AutoGUI-v2:综合性多模态图形用户界面功能理解基准测试平台
AutoGUI-v2: A Comprehensive Multi-Modal GUI Functionality Understanding Benchmark
April 27, 2026
作者: Hongxin Li, Xiping Wang, Jingran Su, Zheng Ju, Yuntao Chen, Qing Li, Zhaoxiang Zhang
cs.AI
摘要
能够自主操作图形用户界面(GUI)的智能体具有彻底改变数字生产力的潜力。然而,实现真正的数字自主性不仅需要反应式的元素匹配,更需建立对界面动态的预测性心智模型,以及预判交互后"数字世界状态"的能力。尽管现代视觉语言模型(VLMs)具备感知能力,现有基准测试仍存在两极分化——要么关注黑盒任务完成度,要么侧重静态浅层定位,均无法评估智能体是否真正理解GUI的隐式功能与转换逻辑。为此,我们推出AutoGUI-v2这一综合性基准,专门评估深度GUI功能理解与交互结果预测能力。通过采用新型VLM-人类协同流程,递归解析多平台截图为层级化功能区域以生成多样化评估任务,该基准涵盖六大操作系统的2,753项任务,严格检验智能体在区域/元素级语义理解、定位及动态状态预测方面的表现。评估结果揭示VLMs存在显著能力分化:基于智能体数据微调的开源模型(如Qwen3-VL)擅长功能定位,而商业模型(如Gemini-2.5-Pro-Thinking)在功能描述方面占优。关键发现是,所有模型对非常见操作的复杂交互逻辑均表现不佳,表明深度功能理解仍是重大挑战。通过系统化衡量这些基础能力,AutoGUI-v2为推进下一代GUI智能体发展提供了全新视角。
English
Autonomous agents capable of navigating Graphical User Interfaces (GUIs) hold the potential to revolutionize digital productivity. However, achieving true digital autonomy extends beyond reactive element matching; it necessitates a predictive mental model of interface dynamics and the ability to foresee the "digital world state" resulting from interactions.

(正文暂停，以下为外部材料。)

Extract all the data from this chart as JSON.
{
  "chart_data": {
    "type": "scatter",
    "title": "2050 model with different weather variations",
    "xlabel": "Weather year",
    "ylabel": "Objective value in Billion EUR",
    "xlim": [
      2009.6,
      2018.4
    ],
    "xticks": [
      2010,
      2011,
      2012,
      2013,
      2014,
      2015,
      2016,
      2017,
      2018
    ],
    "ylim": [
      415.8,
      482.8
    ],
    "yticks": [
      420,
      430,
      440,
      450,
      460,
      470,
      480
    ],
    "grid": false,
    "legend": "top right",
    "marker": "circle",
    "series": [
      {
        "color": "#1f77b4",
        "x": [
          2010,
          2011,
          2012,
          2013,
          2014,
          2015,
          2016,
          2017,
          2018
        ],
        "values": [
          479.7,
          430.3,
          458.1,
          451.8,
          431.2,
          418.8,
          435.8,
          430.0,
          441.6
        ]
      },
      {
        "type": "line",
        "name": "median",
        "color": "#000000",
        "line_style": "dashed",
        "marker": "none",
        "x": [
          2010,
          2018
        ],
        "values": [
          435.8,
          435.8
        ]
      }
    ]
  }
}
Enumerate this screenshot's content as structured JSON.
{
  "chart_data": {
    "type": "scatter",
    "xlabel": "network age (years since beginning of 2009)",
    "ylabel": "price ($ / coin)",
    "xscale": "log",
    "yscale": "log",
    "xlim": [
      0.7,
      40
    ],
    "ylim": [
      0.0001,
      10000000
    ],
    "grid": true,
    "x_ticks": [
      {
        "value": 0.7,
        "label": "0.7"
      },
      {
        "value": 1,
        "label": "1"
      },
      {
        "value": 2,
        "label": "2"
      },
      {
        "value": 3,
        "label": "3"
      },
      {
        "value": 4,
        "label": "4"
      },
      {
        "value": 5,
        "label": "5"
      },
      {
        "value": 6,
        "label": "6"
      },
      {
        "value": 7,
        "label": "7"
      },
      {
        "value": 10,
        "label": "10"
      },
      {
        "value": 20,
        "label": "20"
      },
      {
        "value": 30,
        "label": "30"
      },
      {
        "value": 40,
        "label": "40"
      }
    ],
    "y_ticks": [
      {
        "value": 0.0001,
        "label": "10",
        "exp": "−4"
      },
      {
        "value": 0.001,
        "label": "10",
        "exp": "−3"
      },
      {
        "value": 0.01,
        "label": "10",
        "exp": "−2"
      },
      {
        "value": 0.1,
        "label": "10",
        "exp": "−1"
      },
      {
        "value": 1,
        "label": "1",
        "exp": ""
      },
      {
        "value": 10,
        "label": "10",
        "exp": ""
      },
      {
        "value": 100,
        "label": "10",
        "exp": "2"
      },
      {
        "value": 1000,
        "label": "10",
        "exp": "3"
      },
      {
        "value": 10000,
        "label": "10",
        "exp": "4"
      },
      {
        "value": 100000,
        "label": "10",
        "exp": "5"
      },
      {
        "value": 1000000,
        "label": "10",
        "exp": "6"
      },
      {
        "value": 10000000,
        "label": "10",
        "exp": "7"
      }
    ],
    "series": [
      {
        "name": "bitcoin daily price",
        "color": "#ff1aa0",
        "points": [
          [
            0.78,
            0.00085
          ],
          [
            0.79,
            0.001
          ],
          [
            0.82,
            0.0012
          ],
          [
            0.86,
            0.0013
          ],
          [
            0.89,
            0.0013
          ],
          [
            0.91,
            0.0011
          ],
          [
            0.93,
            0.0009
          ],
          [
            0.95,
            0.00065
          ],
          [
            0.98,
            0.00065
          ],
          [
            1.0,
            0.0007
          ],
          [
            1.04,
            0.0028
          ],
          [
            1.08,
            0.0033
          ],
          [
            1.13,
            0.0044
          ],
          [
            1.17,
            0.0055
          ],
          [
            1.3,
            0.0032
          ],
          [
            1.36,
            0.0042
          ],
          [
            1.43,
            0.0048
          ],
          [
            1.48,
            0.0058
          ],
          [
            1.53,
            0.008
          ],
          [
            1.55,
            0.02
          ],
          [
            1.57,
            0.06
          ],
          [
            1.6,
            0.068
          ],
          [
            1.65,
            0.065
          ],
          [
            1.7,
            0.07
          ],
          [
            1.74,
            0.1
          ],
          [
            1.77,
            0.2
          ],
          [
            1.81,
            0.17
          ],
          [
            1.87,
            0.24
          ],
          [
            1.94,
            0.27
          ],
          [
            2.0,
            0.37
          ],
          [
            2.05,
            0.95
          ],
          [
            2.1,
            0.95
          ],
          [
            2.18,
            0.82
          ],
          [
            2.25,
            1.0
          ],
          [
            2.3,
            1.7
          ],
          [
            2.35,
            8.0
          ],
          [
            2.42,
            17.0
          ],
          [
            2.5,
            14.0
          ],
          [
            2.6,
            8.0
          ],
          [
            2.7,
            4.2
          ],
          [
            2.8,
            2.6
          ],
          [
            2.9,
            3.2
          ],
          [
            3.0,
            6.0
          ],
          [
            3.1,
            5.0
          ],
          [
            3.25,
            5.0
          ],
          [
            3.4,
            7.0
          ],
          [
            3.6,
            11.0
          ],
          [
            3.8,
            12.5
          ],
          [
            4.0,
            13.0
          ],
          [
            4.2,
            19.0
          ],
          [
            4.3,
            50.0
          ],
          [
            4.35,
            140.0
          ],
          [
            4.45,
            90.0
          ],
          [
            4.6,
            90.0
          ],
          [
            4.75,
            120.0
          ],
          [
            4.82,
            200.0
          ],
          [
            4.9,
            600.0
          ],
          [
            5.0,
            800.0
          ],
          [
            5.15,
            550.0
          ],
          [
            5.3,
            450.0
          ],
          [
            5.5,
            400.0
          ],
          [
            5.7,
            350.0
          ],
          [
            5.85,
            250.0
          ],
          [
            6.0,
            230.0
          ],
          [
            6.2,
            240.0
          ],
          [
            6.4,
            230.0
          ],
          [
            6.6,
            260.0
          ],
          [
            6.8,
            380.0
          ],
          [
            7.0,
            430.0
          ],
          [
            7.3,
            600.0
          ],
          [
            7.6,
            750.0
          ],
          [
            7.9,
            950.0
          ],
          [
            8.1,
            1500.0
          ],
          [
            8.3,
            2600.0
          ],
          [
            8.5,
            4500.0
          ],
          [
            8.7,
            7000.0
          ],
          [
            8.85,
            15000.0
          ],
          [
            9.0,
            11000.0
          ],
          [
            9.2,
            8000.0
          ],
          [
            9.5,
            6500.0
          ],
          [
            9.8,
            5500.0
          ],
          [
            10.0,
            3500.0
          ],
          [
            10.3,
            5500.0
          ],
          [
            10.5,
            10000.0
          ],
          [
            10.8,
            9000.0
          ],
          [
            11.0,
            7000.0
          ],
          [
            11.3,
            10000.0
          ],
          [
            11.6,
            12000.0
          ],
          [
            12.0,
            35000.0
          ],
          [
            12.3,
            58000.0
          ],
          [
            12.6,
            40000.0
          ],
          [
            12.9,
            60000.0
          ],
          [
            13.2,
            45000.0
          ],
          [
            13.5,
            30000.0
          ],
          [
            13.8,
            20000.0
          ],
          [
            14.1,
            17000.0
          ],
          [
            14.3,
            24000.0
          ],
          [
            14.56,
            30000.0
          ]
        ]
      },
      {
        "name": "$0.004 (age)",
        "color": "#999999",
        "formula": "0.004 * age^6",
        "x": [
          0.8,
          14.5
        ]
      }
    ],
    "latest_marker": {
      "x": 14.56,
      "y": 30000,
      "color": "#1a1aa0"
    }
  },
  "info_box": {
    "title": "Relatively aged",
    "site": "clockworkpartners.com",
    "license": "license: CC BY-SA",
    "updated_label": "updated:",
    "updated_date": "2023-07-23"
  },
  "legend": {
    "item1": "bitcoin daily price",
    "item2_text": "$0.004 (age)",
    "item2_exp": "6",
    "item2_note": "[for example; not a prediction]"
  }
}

Despite the perceptual capabilities of modern Vision-Language Models (VLMs), existing benchmarks remain bifurcated (focusing either on black-box task completion or static, shallow grounding), thereby failing to assess whether agents truly comprehend the implicit functionality and transition logic of GUIs. To bridge this gap, we introduce AutoGUI-v2, a comprehensive benchmark designed to evaluate deep GUI functionality understanding and interaction outcome prediction. We construct the benchmark using a novel VLM-human collaborative pipeline that recursively parses multi-platform screenshots into hierarchical functional regions to generate diverse evaluation tasks. Providing 2,753 tasks across six operating systems, AutoGUI-v2 rigorously tests agents on region and element-level semantics, grounding, and dynamic state prediction. Our evaluation reveals a striking dichotomy in VLMs: while open-source models fine-tuned on agent data (e.g., Qwen3-VL) excel at functional grounding, commercial models (e.g., Gemini-2.5-Pro-Thinking) dominate in functionality captioning. Crucially, all models struggle with complex interaction logic of uncommon actions, highlighting that deep functional understanding remains a significant hurdle. By systematically measuring these foundational capabilities, AutoGUI-v2 offers a new lens for advancing the next generation of GUI agents.